Somewhat like saccadic masking—how we see isn't an accurate representation of external reality, but is actually an extrapolation done by our brains with the rapid-fire still images that our brains record. Memory is the same thing: attributes—binary switches—that are organized and interpreted by our brains into something approximating an accurate record. They form a duality matrix, though one that is more grounded in scientific observation than psychological organization.

Memories, then, become an assembly of binary data sets, and given an observable system, it is possible that other triggers—external ones, even—can be tripped by the presence of certain binary sequences. In other words, it may be possible to send a key sequence to an electronic lock by virtue of recalling a certain memory that exhibits a specific binary sequence. Oh, yes, your memory of eating ice cream on the porch of your grandfather's house? Yes, 00010011 is correct. Access granted.

Where 00110011 may be a different ice cream memory. One that has the additional attribute of having a dog in it. The neighborhood mutt, say, the one which was small and brown and always friendly.

This is, of course, a gross oversimplification of the work being done, but I think the idea of memory as a collection of attributes rather than detailed sensory records assists in an understanding of how memory can be set adrift. On a purely computational level, changing memory is a matter of switching a few coding units from on to off (and vice versa). Organizational drift can be effected very easily by blanking whole regions of synaptic storage.

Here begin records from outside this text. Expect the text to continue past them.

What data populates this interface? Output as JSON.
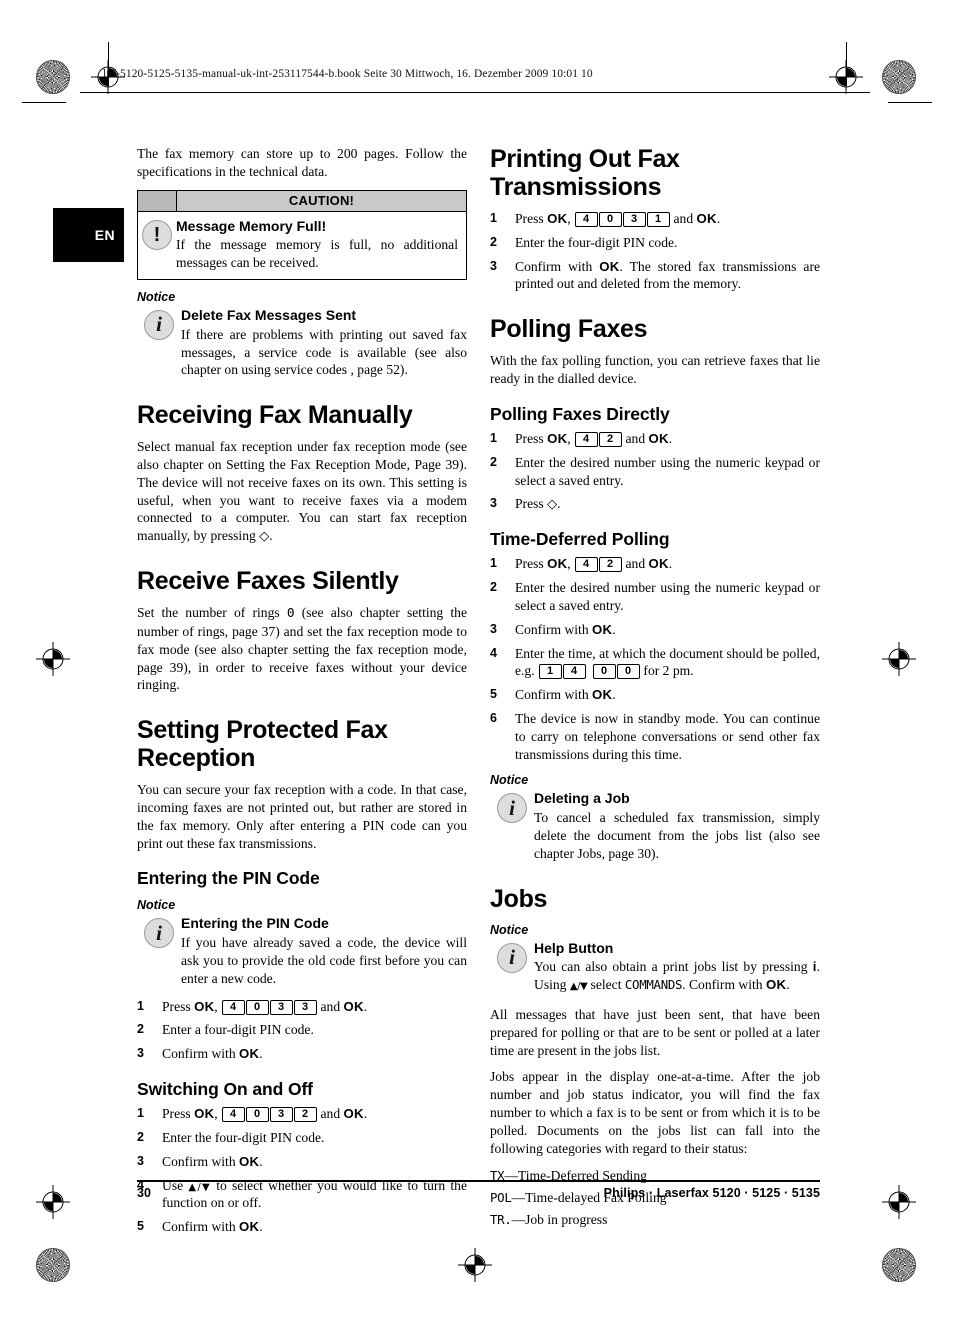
{
  "page": {
    "file_header": "lpf-5120-5125-5135-manual-uk-int-253117544-b.book   Seite 30   Mittwoch, 16. Dezember 2009   10:01 10",
    "language_tab": "EN",
    "footer_page_number": "30",
    "footer_product": "Philips · Laserfax 5120 · 5125 · 5135"
  },
  "left_column": {
    "intro": "The fax memory can store up to 200 pages. Follow the specifications in the technical data.",
    "caution": {
      "header": "CAUTION!",
      "title": "Message Memory Full!",
      "text": "If the message memory is full, no additional messages can be received.",
      "icon": "exclamation-circle-icon"
    },
    "notice_delete_fax": {
      "label": "Notice",
      "title": "Delete Fax Messages Sent",
      "text": "If there are problems with printing out saved fax messages, a service code is available (see also chapter on using service codes , page  52).",
      "icon": "info-circle-icon"
    },
    "receiving_fax_manually": {
      "heading": "Receiving Fax Manually",
      "text_part1": "Select manual fax reception under fax reception mode (see also chapter on Setting the Fax Reception Mode, Page 39). The device will not receive faxes on its own. This setting is useful, when you want to receive faxes via a modem connected to a computer. You can start fax reception manually, by pressing ",
      "start_glyph": "◇",
      "text_part2": "."
    },
    "receive_faxes_silently": {
      "heading": "Receive Faxes Silently",
      "text_part1": "Set the number of rings ",
      "rings_value": "0",
      "text_part2": " (see also chapter  setting the number of rings, page  37) and set the fax reception mode to fax mode (see also chapter  setting the fax reception mode, page  39),  in order to receive faxes without your device ringing."
    },
    "setting_protected_fax_reception": {
      "heading": "Setting Protected Fax Reception",
      "text": "You can secure your fax reception with a code. In that case, incoming faxes are not printed out, but rather are stored in the fax memory. Only after entering a PIN code can you print out these fax transmissions."
    },
    "entering_pin_code": {
      "heading": "Entering the PIN Code",
      "notice": {
        "label": "Notice",
        "title": "Entering the PIN Code",
        "text": "If you have already saved a code, the device will ask you to provide the old code first before you can enter a new code.",
        "icon": "info-circle-icon"
      },
      "steps": [
        {
          "num": "1",
          "pre": "Press ",
          "ok1": "OK",
          "comma": ", ",
          "keys": [
            "4",
            "0",
            "3",
            "3"
          ],
          "mid": " and ",
          "ok2": "OK",
          "post": "."
        },
        {
          "num": "2",
          "text": "Enter a four-digit PIN code."
        },
        {
          "num": "3",
          "pre": "Confirm with ",
          "ok1": "OK",
          "post": "."
        }
      ]
    },
    "switching_on_off": {
      "heading": "Switching On and Off",
      "steps": [
        {
          "num": "1",
          "pre": "Press ",
          "ok1": "OK",
          "comma": ", ",
          "keys": [
            "4",
            "0",
            "3",
            "2"
          ],
          "mid": " and ",
          "ok2": "OK",
          "post": "."
        },
        {
          "num": "2",
          "text": "Enter the four-digit PIN code."
        },
        {
          "num": "3",
          "pre": "Confirm with ",
          "ok1": "OK",
          "post": "."
        },
        {
          "num": "4",
          "pre": "Use ",
          "arrows": "▲/▼",
          "post": " to select whether you would like to turn the function on or off."
        },
        {
          "num": "5",
          "pre": "Confirm with ",
          "ok1": "OK",
          "post": "."
        }
      ]
    }
  },
  "right_column": {
    "printing_out_fax_transmissions": {
      "heading": "Printing Out Fax Transmissions",
      "steps": [
        {
          "num": "1",
          "pre": "Press ",
          "ok1": "OK",
          "comma": ", ",
          "keys": [
            "4",
            "0",
            "3",
            "1"
          ],
          "mid": " and ",
          "ok2": "OK",
          "post": "."
        },
        {
          "num": "2",
          "text": "Enter the four-digit PIN code."
        },
        {
          "num": "3",
          "pre": "Confirm with ",
          "ok1": "OK",
          "post": ". The stored fax transmissions are printed out and deleted from the memory."
        }
      ]
    },
    "polling_faxes": {
      "heading": "Polling Faxes",
      "text": "With the fax polling function, you can retrieve faxes that lie ready in the dialled device."
    },
    "polling_faxes_directly": {
      "heading": "Polling Faxes Directly",
      "steps": [
        {
          "num": "1",
          "pre": "Press ",
          "ok1": "OK",
          "comma": ", ",
          "keys": [
            "4",
            "2"
          ],
          "mid": " and ",
          "ok2": "OK",
          "post": "."
        },
        {
          "num": "2",
          "text": "Enter the desired number using the numeric keypad or select a saved entry."
        },
        {
          "num": "3",
          "pre": "Press ",
          "glyph": "◇",
          "post": "."
        }
      ]
    },
    "time_deferred_polling": {
      "heading": "Time-Deferred Polling",
      "steps": [
        {
          "num": "1",
          "pre": "Press ",
          "ok1": "OK",
          "comma": ", ",
          "keys": [
            "4",
            "2"
          ],
          "mid": " and ",
          "ok2": "OK",
          "post": "."
        },
        {
          "num": "2",
          "text": "Enter the desired number using the numeric keypad or select a saved entry."
        },
        {
          "num": "3",
          "pre": "Confirm with ",
          "ok1": "OK",
          "post": "."
        },
        {
          "num": "4",
          "pre": "Enter the time, at which the document should be polled, e.g. ",
          "keys_a": [
            "1",
            "4"
          ],
          "keys_b": [
            "0",
            "0"
          ],
          "post": " for 2 pm."
        },
        {
          "num": "5",
          "pre": "Confirm with ",
          "ok1": "OK",
          "post": "."
        },
        {
          "num": "6",
          "text": "The device is now in standby mode. You can continue to carry on telephone conversations or send other fax transmissions during this time."
        }
      ]
    },
    "notice_deleting_job": {
      "label": "Notice",
      "title": "Deleting a Job",
      "text": "To cancel a scheduled fax transmission, simply delete the document from the jobs list (also see chapter Jobs, page 30).",
      "icon": "info-circle-icon"
    },
    "jobs": {
      "heading": "Jobs",
      "notice": {
        "label": "Notice",
        "title": "Help Button",
        "icon": "info-circle-icon",
        "text_pre": "You can also obtain a print jobs list by pressing ",
        "help_key": "i",
        "text_mid": ". Using ",
        "arrows": "▲/▼",
        "text_mid2": " select ",
        "command": "COMMANDS",
        "text_mid3": ". Confirm with ",
        "ok": "OK",
        "text_post": "."
      },
      "paragraph1": "All messages that have just been sent, that have been prepared for polling or that are to be sent or polled at a later time are present in the jobs list.",
      "paragraph2": "Jobs appear in the display one-at-a-time. After the job number and job status indicator, you will find the fax number to which a fax is to be sent or from which it is to be polled. Documents on the jobs list can fall into the following categories with regard to their status:",
      "status_list": [
        {
          "code": "TX",
          "desc": "—Time-Deferred Sending"
        },
        {
          "code": "POL",
          "desc": "—Time-delayed Fax Polling"
        },
        {
          "code": "TR.",
          "desc": "—Job in progress"
        }
      ]
    }
  }
}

How will your mind know? The way it processes data up to the consciousness is purely interpretive; it unpacks a string of binary attributes and assigns sensory details, staples on an emotional reaction, and filters the result through a myopic set of religious and moral definitions. Is there a computational checksum that would reveal tampering? A snapshot of the data set against which the recalled memory is compared? No, I do not think the brain—for all its status as a massive neuro-chemical computer—has much in the way of a useful backup and data integrity verification system. Well, it does: you.

You are the one who finds the deficiencies in memory, the strange details that seem contrary to your world-view, the tiny inconsistencies that are counter to the psychological and physiological rules by which we understand reality. But what recourse do we have to those memories which seem faulty? How can we determine what they should be?

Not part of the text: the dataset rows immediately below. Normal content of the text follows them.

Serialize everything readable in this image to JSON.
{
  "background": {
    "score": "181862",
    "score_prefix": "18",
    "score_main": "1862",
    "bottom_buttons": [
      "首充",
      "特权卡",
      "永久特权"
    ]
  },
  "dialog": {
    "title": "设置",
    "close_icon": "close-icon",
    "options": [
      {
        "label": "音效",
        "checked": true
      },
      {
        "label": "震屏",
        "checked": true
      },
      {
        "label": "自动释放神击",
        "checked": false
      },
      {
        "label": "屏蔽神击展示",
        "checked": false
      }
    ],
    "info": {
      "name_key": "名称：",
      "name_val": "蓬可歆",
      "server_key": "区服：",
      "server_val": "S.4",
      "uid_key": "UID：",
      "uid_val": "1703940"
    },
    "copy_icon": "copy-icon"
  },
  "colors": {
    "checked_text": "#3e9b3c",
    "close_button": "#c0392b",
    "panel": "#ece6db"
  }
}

I took Nora to Paris once, building a weekend escape from a memory of a visit when she was in high school. We went to the Musee d'Orsay, and she said the couple in Toulouse-Lautrec's In Bed were us, and the angelic hermit of Redon's Vieillard ailé barbu was how she imagined me when I became an old man and outgrew the hat. I showed her Gustave Moreau's Galatée, and taking my hand, she pulled me into the picture. We made wreathes of red and yellow flowers, and had lunch under the spiny trees. It was, she said, the best time she had ever had in Paris.

There. See? None of it was real in the conventional, in the scientifically observable sense, but what did her brain care? It dutifully stored all of it as strings of binary data sets. Whether she set the switch that identified these data collections as real or imaginary is, well, something only she can say.

I've marked them as true. I mark them all as true. As a data collection that defines personality and identity, is my memory more corrupt or more accurate?